4- Berhati-hati dan tidak meremehkannya, karena Rasulullah menolak menshalatkan mayit yang memikul hutang, sebagaimana yang diriwayatkan oleh al-Bukhari dan Muslim dari Jabir, karena hutang adalah hak sesama yang bila tidak selesai di dunia maka akan diperkarakan di akhirat.

Bila tidak mampu walaupun sudah berusaha, maka hendaknya membicarakannya dengan pemilik uang, bila pemilik tidak merelakan dan tetap menuntut maka itu adalah haknya, siapkan kebaikan yang banyak untuk menghadapi tuntutannya di akhirat bila Anda tak kuasa membayar hutang di dunia.

Adab Pemberi Hutang

Dianjurkan untuk memberikan kelonggaran kepada penghutang yang dalam kesulitan, lebih baik lagi membebaskannya dan hal itu adalah sedekah, namun hal ini tidak wajib karena hutang tersebut adalah haknya.

Allah berfirman,

[وَإِنْ كَانَ ذُو عُسْرَةٍ فَنَظِرَةٌ إِلَى مَيْسَرَةٍ وَأَنْ تَصَدَّقُوا خَيْرٌ لَكُمْ إِنْ كُنْتُمْ تَعْلَمُونَ [البقرة/280

Dan bila orang yang berhutang dalam kesulitan maka tunggulah sampai dia lapang dan bila kamu mensedekahkannya maka hal itu lebih baik bila kamu mengetahui.” Al-Baqarah: 280.
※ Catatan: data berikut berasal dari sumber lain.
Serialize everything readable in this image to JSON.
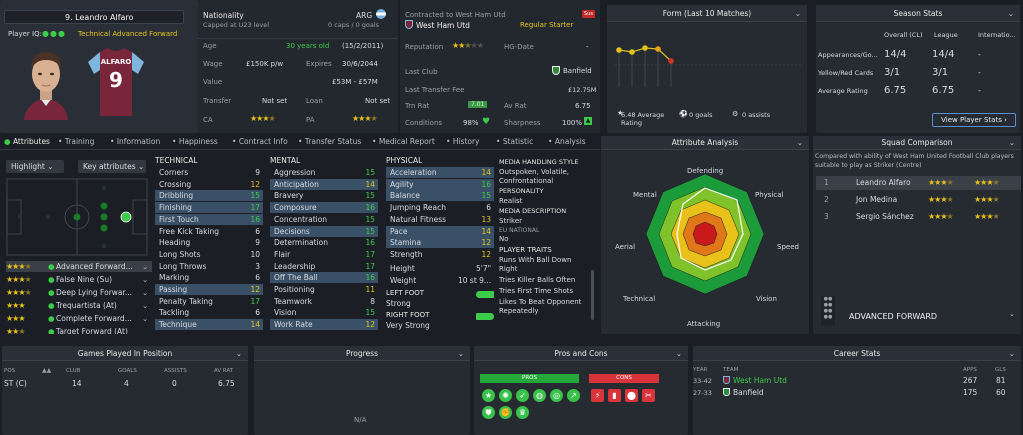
{
  "player": {
    "name": "9. Leandro Alfaro",
    "iq_label": "Player IQ:",
    "role_label": "Technical Advanced Forward",
    "shirt_name": "ALFARO",
    "shirt_number": "9"
  },
  "info": {
    "nationality_label": "Nationality",
    "nationality_value": "ARG",
    "caps": "Capped at U23 level",
    "caps_value": "0 caps / 0 goals",
    "age_label": "Age",
    "age_value": "30 years old",
    "dob": "(15/2/2011)",
    "wage_label": "Wage",
    "wage_value": "£150K p/w",
    "expires_label": "Expires",
    "expires_value": "30/6/2044",
    "value_label": "Value",
    "value_value": "£53M - £57M",
    "transfer_label": "Transfer",
    "transfer_value": "Not set",
    "loan_label": "Loan",
    "loan_value": "Not set",
    "ca_label": "CA",
    "pa_label": "PA"
  },
  "contract": {
    "contracted_to": "Contracted to West Ham Utd",
    "club": "West Ham Utd",
    "status": "Regular Starter",
    "sub_badge": "Sus",
    "reputation_label": "Reputation",
    "hg_label": "HG-Date",
    "hg_value": "-",
    "last_club_label": "Last Club",
    "last_club_value": "Banfield",
    "last_fee_label": "Last Transfer Fee",
    "last_fee_value": "£12.75M",
    "trn_rat_label": "Trn Rat",
    "trn_rat_value": "7.01",
    "av_rat_label": "Av Rat",
    "av_rat_value": "6.75",
    "conditions_label": "Conditions",
    "conditions_value": "98%",
    "sharpness_label": "Sharpness",
    "sharpness_value": "100%"
  },
  "form": {
    "title": "Form (Last 10 Matches)",
    "avg_rating": "6.48 Average",
    "avg_rating2": "Rating",
    "goals": "0 goals",
    "assists": "0 assists"
  },
  "season": {
    "title": "Season Stats",
    "col1": "Overall (CL)",
    "col2": "League",
    "col3": "Internatio...",
    "rows": [
      {
        "label": "Appearances/Go...",
        "c1": "14/4",
        "c2": "14/4",
        "c3": "-"
      },
      {
        "label": "Yellow/Red Cards",
        "c1": "3/1",
        "c2": "3/1",
        "c3": "-"
      },
      {
        "label": "Average Rating",
        "c1": "6.75",
        "c2": "6.75",
        "c3": "-"
      }
    ],
    "button": "View Player Stats"
  },
  "tabs": [
    "Attributes",
    "Training",
    "Information",
    "Happiness",
    "Contract Info",
    "Transfer Status",
    "Medical Report",
    "History",
    "Statistic",
    "Analysis"
  ],
  "left_controls": {
    "highlight": "Highlight",
    "key_attrs": "Key attributes"
  },
  "roles": [
    {
      "name": "Advanced Forward..."
    },
    {
      "name": "False Nine (Su)"
    },
    {
      "name": "Deep Lying Forwar..."
    },
    {
      "name": "Trequartista (At)"
    },
    {
      "name": "Complete Forward..."
    },
    {
      "name": "Target Forward (At)"
    }
  ],
  "technical": {
    "title": "TECHNICAL",
    "rows": [
      {
        "name": "Corners",
        "value": "9"
      },
      {
        "name": "Crossing",
        "value": "12"
      },
      {
        "name": "Dribbling",
        "value": "15"
      },
      {
        "name": "Finishing",
        "value": "17"
      },
      {
        "name": "First Touch",
        "value": "16"
      },
      {
        "name": "Free Kick Taking",
        "value": "6"
      },
      {
        "name": "Heading",
        "value": "9"
      },
      {
        "name": "Long Shots",
        "value": "10"
      },
      {
        "name": "Long Throws",
        "value": "3"
      },
      {
        "name": "Marking",
        "value": "6"
      },
      {
        "name": "Passing",
        "value": "12"
      },
      {
        "name": "Penalty Taking",
        "value": "17"
      },
      {
        "name": "Tackling",
        "value": "6"
      },
      {
        "name": "Technique",
        "value": "14"
      }
    ]
  },
  "mental": {
    "title": "MENTAL",
    "rows": [
      {
        "name": "Aggression",
        "value": "15"
      },
      {
        "name": "Anticipation",
        "value": "14"
      },
      {
        "name": "Bravery",
        "value": "15"
      },
      {
        "name": "Composure",
        "value": "16"
      },
      {
        "name": "Concentration",
        "value": "15"
      },
      {
        "name": "Decisions",
        "value": "15"
      },
      {
        "name": "Determination",
        "value": "16"
      },
      {
        "name": "Flair",
        "value": "17"
      },
      {
        "name": "Leadership",
        "value": "17"
      },
      {
        "name": "Off The Ball",
        "value": "16"
      },
      {
        "name": "Positioning",
        "value": "11"
      },
      {
        "name": "Teamwork",
        "value": "8"
      },
      {
        "name": "Vision",
        "value": "15"
      },
      {
        "name": "Work Rate",
        "value": "12"
      }
    ]
  },
  "physical": {
    "title": "PHYSICAL",
    "rows": [
      {
        "name": "Acceleration",
        "value": "14"
      },
      {
        "name": "Agility",
        "value": "16"
      },
      {
        "name": "Balance",
        "value": "15"
      },
      {
        "name": "Jumping Reach",
        "value": "6"
      },
      {
        "name": "Natural Fitness",
        "value": "13"
      },
      {
        "name": "Pace",
        "value": "14"
      },
      {
        "name": "Stamina",
        "value": "12"
      },
      {
        "name": "Strength",
        "value": "12"
      }
    ],
    "height_label": "Height",
    "height_value": "5'7\"",
    "weight_label": "Weight",
    "weight_value": "10 st 9...",
    "left_foot_label": "LEFT FOOT",
    "left_foot_value": "Strong",
    "right_foot_label": "RIGHT FOOT",
    "right_foot_value": "Very Strong"
  },
  "media": {
    "style_title": "MEDIA HANDLING STYLE",
    "style_value": "Outspoken, Volatile, Confrontational",
    "personality_title": "PERSONALITY",
    "personality_value": "Realist",
    "description_title": "MEDIA DESCRIPTION",
    "description_value": "Striker",
    "eu_title": "EU NATIONAL",
    "eu_value": "No",
    "traits_title": "PLAYER TRAITS",
    "traits": [
      "Runs With Ball Down Right",
      "Tries Killer Balls Often",
      "Tries First Time Shots",
      "Likes To Beat Opponent Repeatedly"
    ]
  },
  "analysis": {
    "title": "Attribute Analysis",
    "axes": [
      "Defending",
      "Physical",
      "Speed",
      "Vision",
      "Attacking",
      "Technical",
      "Aerial",
      "Mental"
    ]
  },
  "squad": {
    "title": "Squad Comparison",
    "subtitle": "Compared with ability of West Ham United Football Club players suitable to play as Striker (Centre)",
    "rows": [
      {
        "rank": "1",
        "name": "Leandro Alfaro"
      },
      {
        "rank": "2",
        "name": "Jon Medina"
      },
      {
        "rank": "3",
        "name": "Sergio Sánchez"
      }
    ],
    "role_title": "ADVANCED FORWARD"
  },
  "bottom": {
    "games_title": "Games Played In Position",
    "games_headers": [
      "POS",
      "CLUB",
      "GOALS",
      "ASSISTS",
      "AV RAT"
    ],
    "games_row": [
      "ST (C)",
      "14",
      "4",
      "0",
      "6.75"
    ],
    "progress_title": "Progress",
    "progress_value": "N/A",
    "pros_title": "Pros and Cons",
    "pros_label": "PROS",
    "cons_label": "CONS",
    "career_title": "Career Stats",
    "career_headers": [
      "YEAR",
      "TEAM",
      "APPS",
      "GLS"
    ],
    "career_rows": [
      {
        "year": "33-42",
        "team": "West Ham Utd",
        "apps": "267",
        "gls": "81"
      },
      {
        "year": "27-33",
        "team": "Banfield",
        "apps": "175",
        "gls": "60"
      }
    ]
  },
  "colors": {
    "accent_green": "#3dcc4a",
    "accent_yellow": "#e6c619",
    "claret": "#7a263a",
    "highlight_blue": "#3a5066"
  }
}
 Dari Abu Hurairah bahwa Rasulullah bersabda, “Ada seorang laki-laki tidak beramal baik apa pun, dia memberi hutang kepada orang-orang, dia berkata kepada pegawainya, ‘Ambil apa yang mudah dan biarkan apa yang sulit, semoga Allah memaafkan kita.’ Manakala dia mati, Allah bertanya kepadanya, ‘Adakah kamu melakukan kebaikan sekalipun?’ Dia menjawab, ‘Tidak, hanya saja aku memberi hutang kepada orang-orang dan aku berkata pegawaiku, ‘Ambil apa yang mudah dan biarkan apa yang sulit, semoga Allah memaafkan kita.’ Maka Allah berfirman, ‘Aku memaafkanmu.” Diriwayatkan oleh an-Nasa`i.

Penalti

Hutang belum jatuh tempo, pemiliknya menagih karena membutuhkan, maka penghutang berkata, “Tidak bisa, belum jatuh tempo, kecuali bila Anda menggugurkan sebagian darinya.” Bolehkah?

Jumhur ulama berpendapat, dan ini adalah pendapat yang shahih, tidak boleh, sebagaimana memberikan tambahan tempo dengan tambahan pembayaran tidak boleh, demikian juga menuntut pembebasan sebagian hutang sebagai imbalan penyegeraan pembayaran.

Namun bila yang melakukan hal itu adalah pemilik hutang secara suka rela maka dia telah berbuat baik dengan menggugurkan sebagian haknya, sebagaimana bila penghutang membayar lebih baik tanpa persyaratan sebelumnya. Wallahu a’lam.